Par Jacques Roux
Si la notion de patrimoine s’est imposée sans trop de difficultés ces dernières années, c’est tout à la fois parce qu’elle répond à un désir partagé par beaucoup, celui de préserver des éléments du passé qui paraissent essentiels, et qu’elle le fait en faisant plus appel à nos sens, la vue en particulier, et à notre affectivité qu’aux exigences de rationalité de la science historique. D’une certaine façon, quand on s’occupe de patrimoine, l’histoire se met au service de la passion et n’intervient (comme toutes les autres sciences susceptibles d’apporter leur concours) qu’en second, à titre de complément, ou de justification.
Encore faut-il que « quelque chose » soit à mettre sous la dent de l’amateur de patrimoine.

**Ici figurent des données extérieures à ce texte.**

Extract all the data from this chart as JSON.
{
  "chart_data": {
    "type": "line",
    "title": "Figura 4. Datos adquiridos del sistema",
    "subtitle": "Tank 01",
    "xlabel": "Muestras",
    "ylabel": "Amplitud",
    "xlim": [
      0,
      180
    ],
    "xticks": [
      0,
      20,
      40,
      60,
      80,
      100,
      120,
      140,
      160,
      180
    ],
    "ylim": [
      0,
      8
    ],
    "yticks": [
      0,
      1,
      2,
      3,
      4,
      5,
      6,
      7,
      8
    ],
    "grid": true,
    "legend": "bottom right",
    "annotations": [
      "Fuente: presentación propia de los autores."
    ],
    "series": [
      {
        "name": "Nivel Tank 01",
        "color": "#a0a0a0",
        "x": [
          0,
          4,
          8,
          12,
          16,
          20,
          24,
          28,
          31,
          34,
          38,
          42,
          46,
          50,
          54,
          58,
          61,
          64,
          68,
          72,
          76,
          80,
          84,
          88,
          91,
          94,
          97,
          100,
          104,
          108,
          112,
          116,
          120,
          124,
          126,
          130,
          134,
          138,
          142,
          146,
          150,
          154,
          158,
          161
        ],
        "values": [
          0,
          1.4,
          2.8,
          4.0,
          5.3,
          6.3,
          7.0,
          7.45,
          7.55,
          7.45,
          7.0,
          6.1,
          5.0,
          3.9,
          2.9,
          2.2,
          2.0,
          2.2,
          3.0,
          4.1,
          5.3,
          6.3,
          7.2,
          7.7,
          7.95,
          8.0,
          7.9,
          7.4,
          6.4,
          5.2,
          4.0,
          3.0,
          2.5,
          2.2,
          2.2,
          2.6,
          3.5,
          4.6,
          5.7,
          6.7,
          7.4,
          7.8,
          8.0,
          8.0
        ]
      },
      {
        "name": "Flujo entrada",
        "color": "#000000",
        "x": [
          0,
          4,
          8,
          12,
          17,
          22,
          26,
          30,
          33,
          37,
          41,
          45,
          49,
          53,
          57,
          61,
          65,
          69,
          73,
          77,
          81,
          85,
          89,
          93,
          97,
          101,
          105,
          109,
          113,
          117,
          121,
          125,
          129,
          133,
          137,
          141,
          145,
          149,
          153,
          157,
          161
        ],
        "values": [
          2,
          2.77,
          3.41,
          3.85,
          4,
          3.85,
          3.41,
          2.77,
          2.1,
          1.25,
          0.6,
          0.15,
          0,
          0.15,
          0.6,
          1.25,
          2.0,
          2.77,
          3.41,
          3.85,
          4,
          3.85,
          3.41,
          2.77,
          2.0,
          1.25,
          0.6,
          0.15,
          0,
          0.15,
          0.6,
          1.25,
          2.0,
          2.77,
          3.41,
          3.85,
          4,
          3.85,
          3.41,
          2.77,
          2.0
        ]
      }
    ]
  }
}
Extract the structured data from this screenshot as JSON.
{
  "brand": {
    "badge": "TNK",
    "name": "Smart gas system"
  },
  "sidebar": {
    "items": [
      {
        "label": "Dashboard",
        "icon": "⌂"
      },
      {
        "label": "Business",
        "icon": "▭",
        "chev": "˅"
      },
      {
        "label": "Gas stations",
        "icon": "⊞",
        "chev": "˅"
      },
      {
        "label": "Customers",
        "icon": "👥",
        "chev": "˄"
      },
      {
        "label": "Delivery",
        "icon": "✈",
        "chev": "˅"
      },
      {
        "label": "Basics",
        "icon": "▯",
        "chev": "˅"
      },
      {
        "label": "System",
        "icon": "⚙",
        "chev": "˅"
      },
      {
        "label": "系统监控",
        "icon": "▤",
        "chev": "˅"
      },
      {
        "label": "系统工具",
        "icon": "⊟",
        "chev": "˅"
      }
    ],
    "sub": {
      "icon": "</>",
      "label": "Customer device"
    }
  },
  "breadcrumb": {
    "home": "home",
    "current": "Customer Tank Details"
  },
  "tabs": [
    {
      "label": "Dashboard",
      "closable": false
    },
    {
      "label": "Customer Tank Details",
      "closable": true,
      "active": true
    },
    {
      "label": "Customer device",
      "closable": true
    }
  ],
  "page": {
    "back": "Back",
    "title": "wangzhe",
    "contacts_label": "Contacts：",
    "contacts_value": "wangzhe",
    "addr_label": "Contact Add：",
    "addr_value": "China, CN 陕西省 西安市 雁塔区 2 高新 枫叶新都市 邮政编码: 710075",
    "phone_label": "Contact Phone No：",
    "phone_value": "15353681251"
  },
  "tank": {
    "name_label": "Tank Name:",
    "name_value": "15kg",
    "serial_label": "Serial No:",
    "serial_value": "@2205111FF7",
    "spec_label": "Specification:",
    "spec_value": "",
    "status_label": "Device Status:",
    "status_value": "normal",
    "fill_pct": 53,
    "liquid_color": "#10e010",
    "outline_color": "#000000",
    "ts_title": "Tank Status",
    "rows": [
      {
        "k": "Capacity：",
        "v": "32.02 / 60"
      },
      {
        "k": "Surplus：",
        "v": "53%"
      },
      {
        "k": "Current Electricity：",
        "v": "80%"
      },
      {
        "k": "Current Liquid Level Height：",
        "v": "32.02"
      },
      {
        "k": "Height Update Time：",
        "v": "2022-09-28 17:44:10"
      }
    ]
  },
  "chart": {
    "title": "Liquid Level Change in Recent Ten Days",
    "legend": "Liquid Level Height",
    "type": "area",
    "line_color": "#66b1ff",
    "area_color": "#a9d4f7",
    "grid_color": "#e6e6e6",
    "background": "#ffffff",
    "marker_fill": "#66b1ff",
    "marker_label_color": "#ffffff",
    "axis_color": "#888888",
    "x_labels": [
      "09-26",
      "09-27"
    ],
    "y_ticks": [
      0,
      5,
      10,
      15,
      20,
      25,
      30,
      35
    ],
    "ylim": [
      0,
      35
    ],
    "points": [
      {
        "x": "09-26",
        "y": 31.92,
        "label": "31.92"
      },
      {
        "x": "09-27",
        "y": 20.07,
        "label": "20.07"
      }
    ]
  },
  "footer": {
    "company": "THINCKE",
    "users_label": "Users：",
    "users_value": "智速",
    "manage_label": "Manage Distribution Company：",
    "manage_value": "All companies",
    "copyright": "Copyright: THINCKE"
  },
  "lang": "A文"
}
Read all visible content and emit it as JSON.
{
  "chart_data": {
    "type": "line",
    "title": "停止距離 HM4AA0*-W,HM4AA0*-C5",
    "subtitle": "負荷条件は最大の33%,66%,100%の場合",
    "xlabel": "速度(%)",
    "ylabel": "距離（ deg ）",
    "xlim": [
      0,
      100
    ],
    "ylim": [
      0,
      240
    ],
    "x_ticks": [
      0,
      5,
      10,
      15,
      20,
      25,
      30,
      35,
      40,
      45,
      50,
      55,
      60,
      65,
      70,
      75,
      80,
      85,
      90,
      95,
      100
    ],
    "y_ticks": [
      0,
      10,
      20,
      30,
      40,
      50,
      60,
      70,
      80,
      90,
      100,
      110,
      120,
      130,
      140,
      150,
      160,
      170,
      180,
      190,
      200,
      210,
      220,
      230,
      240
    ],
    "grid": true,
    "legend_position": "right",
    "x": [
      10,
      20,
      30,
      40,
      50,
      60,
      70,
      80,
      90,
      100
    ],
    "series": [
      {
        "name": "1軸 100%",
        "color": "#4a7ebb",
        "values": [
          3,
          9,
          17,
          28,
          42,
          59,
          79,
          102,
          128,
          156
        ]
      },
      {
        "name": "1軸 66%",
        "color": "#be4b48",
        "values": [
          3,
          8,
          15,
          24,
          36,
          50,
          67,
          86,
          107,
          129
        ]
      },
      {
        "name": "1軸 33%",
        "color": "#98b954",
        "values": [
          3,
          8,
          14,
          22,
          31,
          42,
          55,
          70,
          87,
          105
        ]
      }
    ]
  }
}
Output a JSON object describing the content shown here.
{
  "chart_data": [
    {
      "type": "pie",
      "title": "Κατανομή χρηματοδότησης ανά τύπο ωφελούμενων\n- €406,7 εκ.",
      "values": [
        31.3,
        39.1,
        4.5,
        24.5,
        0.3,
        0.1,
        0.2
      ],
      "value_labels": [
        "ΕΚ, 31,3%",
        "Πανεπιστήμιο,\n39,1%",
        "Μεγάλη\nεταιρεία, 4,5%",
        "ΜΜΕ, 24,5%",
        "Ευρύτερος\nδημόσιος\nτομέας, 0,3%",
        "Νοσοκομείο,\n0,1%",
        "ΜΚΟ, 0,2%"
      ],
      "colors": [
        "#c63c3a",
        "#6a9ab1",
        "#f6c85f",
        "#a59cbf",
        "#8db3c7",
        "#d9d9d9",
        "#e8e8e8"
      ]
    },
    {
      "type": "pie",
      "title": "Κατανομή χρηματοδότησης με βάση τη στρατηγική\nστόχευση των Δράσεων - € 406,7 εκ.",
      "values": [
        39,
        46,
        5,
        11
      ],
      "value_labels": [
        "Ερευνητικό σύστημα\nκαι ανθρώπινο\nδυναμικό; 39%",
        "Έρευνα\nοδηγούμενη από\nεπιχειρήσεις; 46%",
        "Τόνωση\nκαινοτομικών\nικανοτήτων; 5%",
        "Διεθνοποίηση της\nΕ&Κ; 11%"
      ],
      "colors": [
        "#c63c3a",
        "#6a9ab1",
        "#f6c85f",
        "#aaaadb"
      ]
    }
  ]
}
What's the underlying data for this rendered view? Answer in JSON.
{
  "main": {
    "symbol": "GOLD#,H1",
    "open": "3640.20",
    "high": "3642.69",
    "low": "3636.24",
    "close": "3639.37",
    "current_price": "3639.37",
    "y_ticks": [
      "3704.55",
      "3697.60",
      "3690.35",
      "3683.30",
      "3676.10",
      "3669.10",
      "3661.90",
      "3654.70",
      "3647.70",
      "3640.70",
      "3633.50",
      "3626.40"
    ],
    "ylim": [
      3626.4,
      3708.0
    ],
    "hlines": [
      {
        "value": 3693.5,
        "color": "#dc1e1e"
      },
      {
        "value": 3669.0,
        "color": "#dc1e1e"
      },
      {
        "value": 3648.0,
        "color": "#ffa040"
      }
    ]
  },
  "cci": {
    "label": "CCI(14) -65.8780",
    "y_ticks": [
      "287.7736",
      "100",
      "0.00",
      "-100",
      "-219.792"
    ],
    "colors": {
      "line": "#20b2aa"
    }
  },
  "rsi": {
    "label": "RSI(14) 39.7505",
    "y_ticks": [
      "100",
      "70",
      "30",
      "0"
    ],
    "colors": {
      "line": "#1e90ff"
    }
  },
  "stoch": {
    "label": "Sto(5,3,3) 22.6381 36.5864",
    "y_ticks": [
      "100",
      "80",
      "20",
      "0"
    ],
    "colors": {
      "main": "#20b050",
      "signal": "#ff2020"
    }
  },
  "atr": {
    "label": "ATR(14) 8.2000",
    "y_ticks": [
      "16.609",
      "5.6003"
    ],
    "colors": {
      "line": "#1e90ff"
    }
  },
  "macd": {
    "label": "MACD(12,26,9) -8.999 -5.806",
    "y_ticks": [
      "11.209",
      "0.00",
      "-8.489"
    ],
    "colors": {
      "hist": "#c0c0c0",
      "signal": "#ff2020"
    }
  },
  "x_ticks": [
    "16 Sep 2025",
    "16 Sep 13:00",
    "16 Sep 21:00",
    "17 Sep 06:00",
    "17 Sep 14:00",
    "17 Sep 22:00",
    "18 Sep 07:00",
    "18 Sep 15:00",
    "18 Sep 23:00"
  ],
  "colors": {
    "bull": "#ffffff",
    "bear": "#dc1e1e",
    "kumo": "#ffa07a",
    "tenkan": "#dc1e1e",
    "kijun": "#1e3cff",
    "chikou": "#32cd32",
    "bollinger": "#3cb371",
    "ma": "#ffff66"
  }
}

Les grandes cités, comme Paris, les lieux marqués par l’Histoire (Waterloo, le Vercors, par exemple) ont toujours une matière digne d’éveiller la curiosité, l’intérêt et le souci de préserver. Ailleurs, dans un petit village comme Saint-Vérand, 38, il n’y a pas de patrimoine constitué, donné a priori, pas de tour Eiffel, de ruines rappelant des événements majeurs. Il faut alors prendre son cahier d’écolier, son crayon et faire surgir de l’ignorance et/ou de l’indifférence dans lesquelles ils dorment ces « Objets » qui sont appelés à devenir le « patrimoine », la richesse, du lieu.
D’où le souci de revenir sans cesse sur ces matériaux négligés depuis longtemps et que le Mas du Barret considère comme de purs joyaux : les cinq tableaux qui ornent l’église du village depuis plus d’un siècle, la sculpture créée par Duilio Donzelli, les photographies prises pendant cinquante ans par Noël Caillat. Entre autres. Aujourd’hui nous retournerons à l’église (seul espace public de ce petit village, dépourvu de tout lieu culturel digne de ce nom, riche d’objets « d’art ») pour jeter un œil au Chemin de Croix qui y est hébergé. Lui aussi, comme les grands tableaux, date de la seconde moitié du XIXème siècle, et lui aussi, il a été « vu » sans être contemplé, des décennies durant, par des générations de fidèles qui ont fréquenté ce lieu de culte aujourd’hui quasi abandonné.